Yellowhammer News: Shelby, Sessions vote against funding Planned Parenthood in short-term spending bill

WASHINGTON — Alabama Senators Richard Shelby and Jeff Sessions on Wednesday voted against a short-term spending measure that funds the government through Dec. 11, including Planned Parenthood, the controversial abortion provider that has come under fire in recent months for its participation in the sale of fetal tissue. Conservatives had previously proposed shifting Planned Parenthood’s half-billion dollars in taxpayer funding to other women’s health organizations that do not perform abortions.

“While I believe that it is critical for the government to stay open and running, I opposed this short-term funding measure because it does not put an end to taxpayer funding for Planned Parenthood,” said Sen. Shelby. “Senate Democrats have continually blocked our efforts to ensure that taxpayer dollars are focused on women’s health care and protecting the innocent lives of the unborn. I will continue to support pro-life policies while also pushing for conservative priorities in our appropriations measures.”

Sen. Sessions delivered a speech on the floor of the senate last week imploring Congress to “do its duty” and use the power of the purse to defund Planned Parenthood and protect life, but his remarks fell on deaf ears.

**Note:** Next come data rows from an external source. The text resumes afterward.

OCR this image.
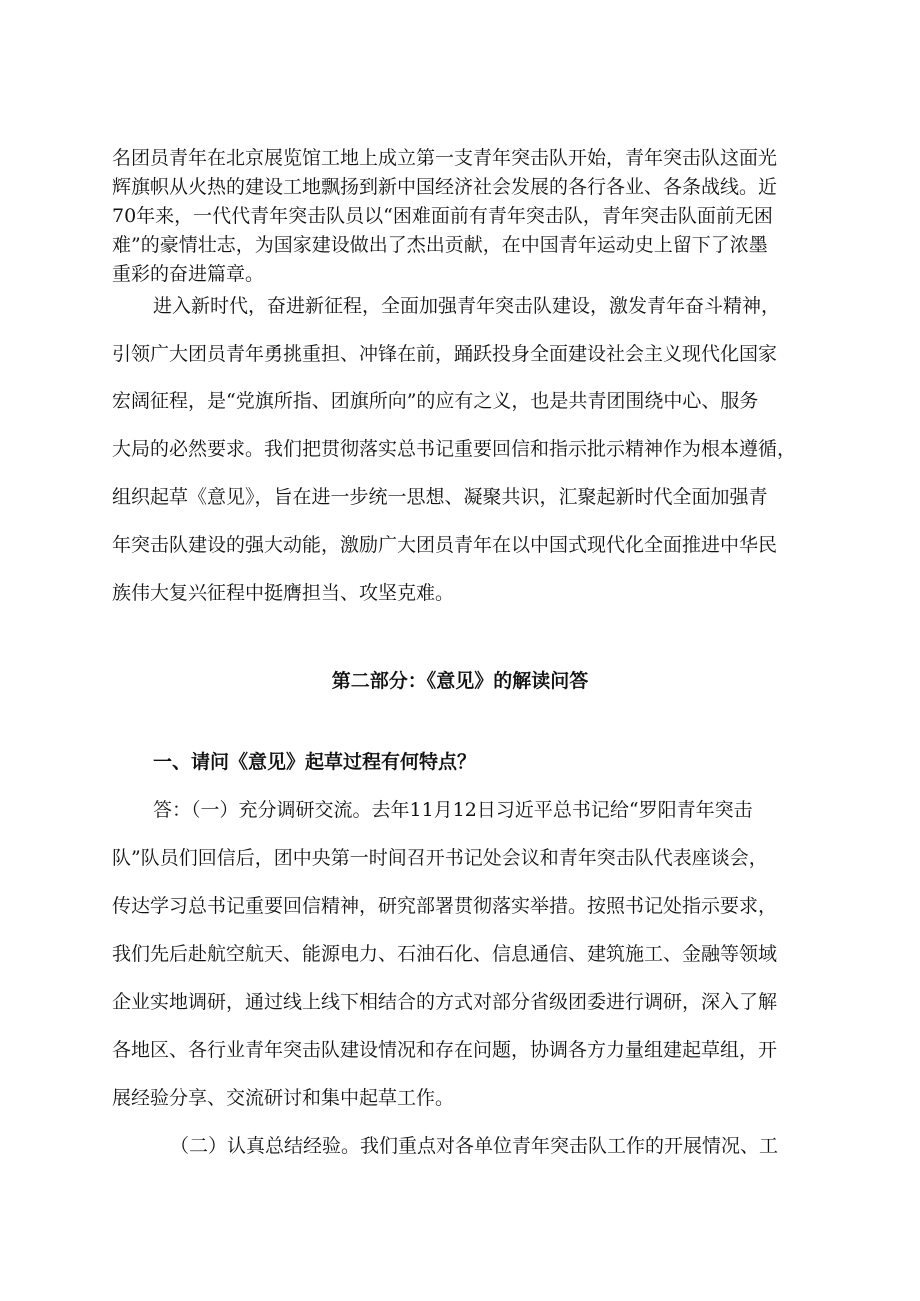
名团员青年在北京展览馆工地上成立第一支青年突击队开始，青年突击队这面光
辉旗帜从火热的建设工地飘扬到新中国经济社会发展的各行各业、各条战线。近
70年来，一代代青年突击队员以“困难面前有青年突击队，青年突击队面前无困
难”的豪情壮志，为国家建设做出了杰出贡献，在中国青年运动史上留下了浓墨
重彩的奋进篇章。
进入新时代，奋进新征程，全面加强青年突击队建设，激发青年奋斗精神，
引领广大团员青年勇挑重担、冲锋在前，踊跃投身全面建设社会主义现代化国家
宏阔征程，是“党旗所指、团旗所向”的应有之义，也是共青团围绕中心、服务
大局的必然要求。我们把贯彻落实总书记重要回信和指示批示精神作为根本遵循，
组织起草《意见》，旨在进一步统一思想、凝聚共识，汇聚起新时代全面加强青
年突击队建设的强大动能，激励广大团员青年在以中国式现代化全面推进中华民
族伟大复兴征程中挺膺担当、攻坚克难。
第二部分：《意见》的解读问答
一、请问《意见》起草过程有何特点？
答：（一）充分调研交流。去年11月12日习近平总书记给“罗阳青年突击
队”队员们回信后，团中央第一时间召开书记处会议和青年突击队代表座谈会，
传达学习总书记重要回信精神，研究部署贯彻落实举措。按照书记处指示要求，
我们先后赴航空航天、能源电力、石油石化、信息通信、建筑施工、金融等领域
企业实地调研，通过线上线下相结合的方式对部分省级团委进行调研，深入了解
各地区、各行业青年突击队建设情况和存在问题，协调各方力量组建起草组，开
展经验分享、交流研讨和集中起草工作。
（二）认真总结经验。我们重点对各单位青年突击队工作的开展情况、工
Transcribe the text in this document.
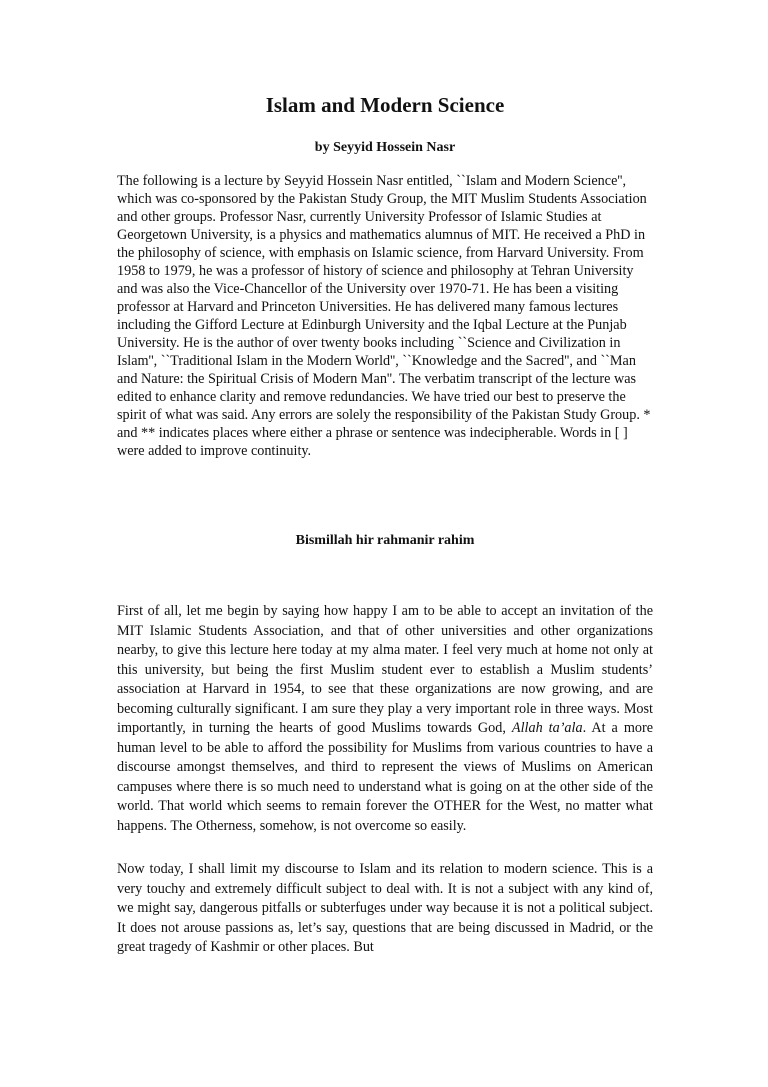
Islam and Modern Science
by Seyyid Hossein Nasr

The following is a lecture by Seyyid Hossein Nasr entitled, ``Islam and Modern Science'', which was co-sponsored by the Pakistan Study Group, the MIT Muslim Students Association and other groups. Professor Nasr, currently University Professor of Islamic Studies at Georgetown University, is a physics and mathematics alumnus of MIT. He received a PhD in the philosophy of science, with emphasis on Islamic science, from Harvard University. From 1958 to 1979, he was a professor of history of science and philosophy at Tehran University and was also the Vice-Chancellor of the University over 1970-71. He has been a visiting professor at Harvard and Princeton Universities. He has delivered many famous lectures including the Gifford Lecture at Edinburgh University and the Iqbal Lecture at the Punjab University. He is the author of over twenty books including ``Science and Civilization in Islam'', ``Traditional Islam in the Modern World'', ``Knowledge and the Sacred'', and ``Man and Nature: the Spiritual Crisis of Modern Man''. The verbatim transcript of the lecture was edited to enhance clarity and remove redundancies. We have tried our best to preserve the spirit of what was said. Any errors are solely the responsibility of the Pakistan Study Group. * and ** indicates places where either a phrase or sentence was indecipherable. Words in [ ] were added to improve continuity.

Bismillah hir rahmanir rahim

First of all, let me begin by saying how happy I am to be able to accept an invitation of the MIT Islamic Students Association, and that of other universities and other organizations nearby, to give this lecture here today at my alma mater. I feel very much at home not only at this university, but being the first Muslim student ever to establish a Muslim students’ association at Harvard in 1954, to see that these organizations are now growing, and are becoming culturally significant. I am sure they play a very important role in three ways. Most importantly, in turning the hearts of good Muslims towards God, Allah ta’ala. At a more human level to be able to afford the possibility for Muslims from various countries to have a discourse amongst themselves, and third to represent the views of Muslims on American campuses where there is so much need to understand what is going on at the other side of the world. That world which seems to remain forever the OTHER for the West, no matter what happens. The Otherness, somehow, is not overcome so easily.

Now today, I shall limit my discourse to Islam and its relation to modern science. This is a very touchy and extremely difficult subject to deal with. It is not a subject with any kind of, we might say, dangerous pitfalls or subterfuges under way because it is not a political subject. It does not arouse passions as, let’s say, questions that are being discussed in Madrid, or the great tragedy of Kashmir or other places. But
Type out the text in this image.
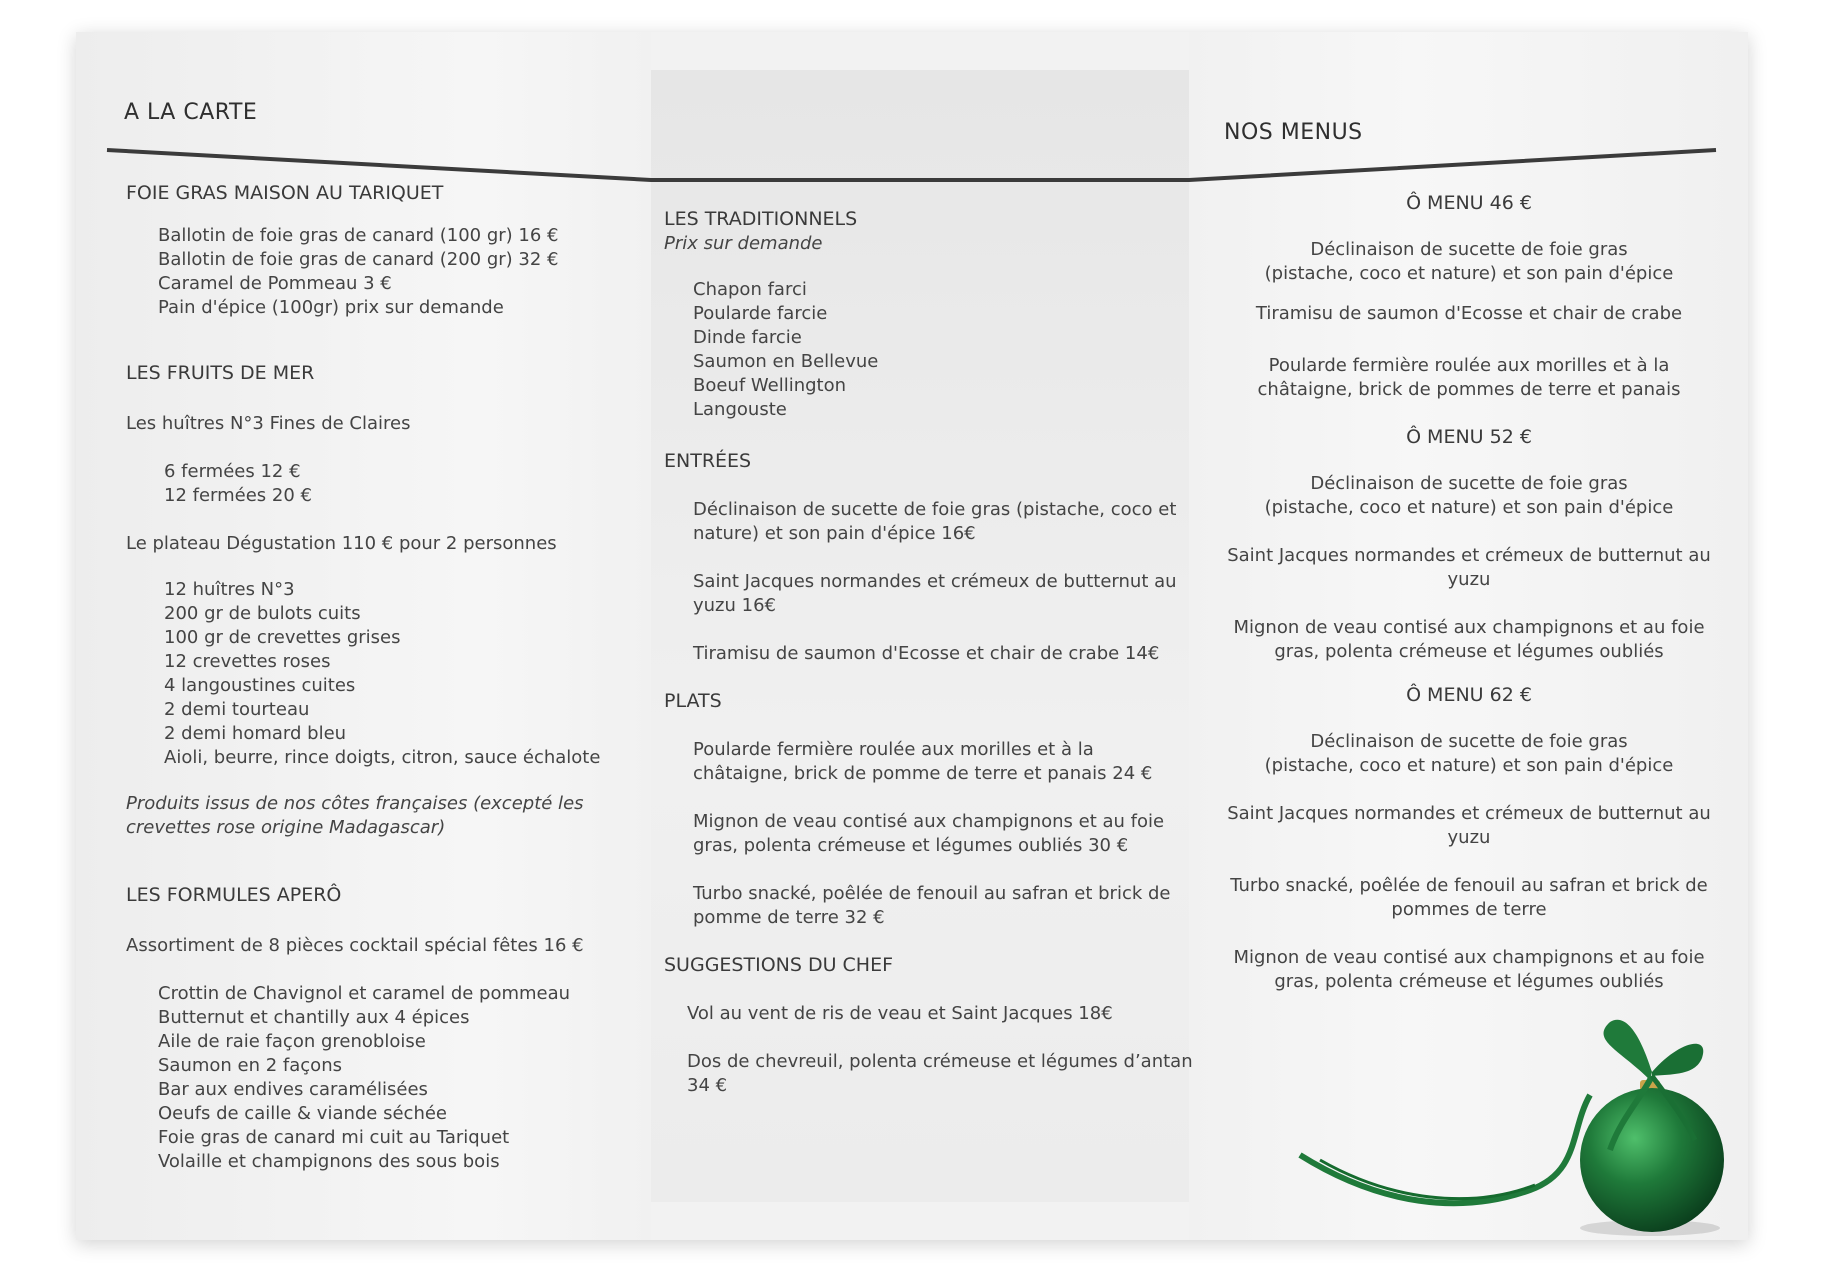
A LA CARTE
FOIE GRAS MAISON AU TARIQUET
Ballotin de foie gras de canard (100 gr) 16 €
Ballotin de foie gras de canard (200 gr) 32 €
Caramel de Pommeau 3 €
Pain d'épice (100gr) prix sur demande
LES FRUITS DE MER
Les huîtres N°3 Fines de Claires
6 fermées 12 €
12 fermées 20 €
Le plateau Dégustation 110 € pour 2 personnes
12 huîtres N°3
200 gr de bulots cuits
100 gr de crevettes grises
12 crevettes roses
4 langoustines cuites
2 demi tourteau
2 demi homard bleu
Aioli, beurre, rince doigts, citron, sauce échalote
Produits issus de nos côtes françaises (excepté les
crevettes rose origine Madagascar)
LES FORMULES APERÔ
Assortiment de 8 pièces cocktail spécial fêtes 16 €
Crottin de Chavignol et caramel de pommeau
Butternut et chantilly aux 4 épices
Aile de raie façon grenobloise
Saumon en 2 façons
Bar aux endives caramélisées
Oeufs de caille & viande séchée
Foie gras de canard mi cuit au Tariquet
Volaille et champignons des sous bois
LES TRADITIONNELS
Prix sur demande
Chapon farci
Poularde farcie
Dinde farcie
Saumon en Bellevue
Boeuf Wellington
Langouste
ENTRÉES
Déclinaison de sucette de foie gras (pistache, coco et
nature) et son pain d'épice 16€
Saint Jacques normandes et crémeux de butternut au
yuzu 16€
Tiramisu de saumon d'Ecosse et chair de crabe 14€
PLATS
Poularde fermière roulée aux morilles et à la
châtaigne, brick de pomme de terre et panais 24 €
Mignon de veau contisé aux champignons et au foie
gras, polenta crémeuse et légumes oubliés 30 €
Turbo snacké, poêlée de fenouil au safran et brick de
pomme de terre 32 €
SUGGESTIONS DU CHEF
Vol au vent de ris de veau et Saint Jacques 18€
Dos de chevreuil, polenta crémeuse et légumes d’antan
34 €
NOS MENUS
Ô MENU 46 €
Déclinaison de sucette de foie gras
(pistache, coco et nature) et son pain d'épice
Tiramisu de saumon d'Ecosse et chair de crabe
Poularde fermière roulée aux morilles et à la
châtaigne, brick de pommes de terre et panais
Ô MENU 52 €
Déclinaison de sucette de foie gras
(pistache, coco et nature) et son pain d'épice
Saint Jacques normandes et crémeux de butternut au
yuzu
Mignon de veau contisé aux champignons et au foie
gras, polenta crémeuse et légumes oubliés
Ô MENU 62 €
Déclinaison de sucette de foie gras
(pistache, coco et nature) et son pain d'épice
Saint Jacques normandes et crémeux de butternut au
yuzu
Turbo snacké, poêlée de fenouil au safran et brick de
pommes de terre
Mignon de veau contisé aux champignons et au foie
gras, polenta crémeuse et légumes oubliés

Senate GOP leadership said they would not take drastic measures to pass a bill defunding the organization, fearing the blame would fall on Republicans if a partial shutdown of government services occurred because President Obama vetoed their bill.

“I suggest that is a ludicrous position, one that goes beyond any rationality,” said Sen. Sessions.

“I don’t believe the president has a moral authority or the political clout to tell the American people that the Congress shut down the government when he vetoed a bill that would fund the government.”

The bill now moves to the House where it is expected to receive a vote Wednesday afternoon.

The short-term funding measure — or “continuing resolution” (CR), as it is known — will only fund the federal government through Dec. 11, at which point congressional leaders are hoping to pass a longer term bill that tackles several major issues, including highway funding, sequestration, the debt limit, and more.

The full vote tally for Wednesday can be found on the Senate’s website.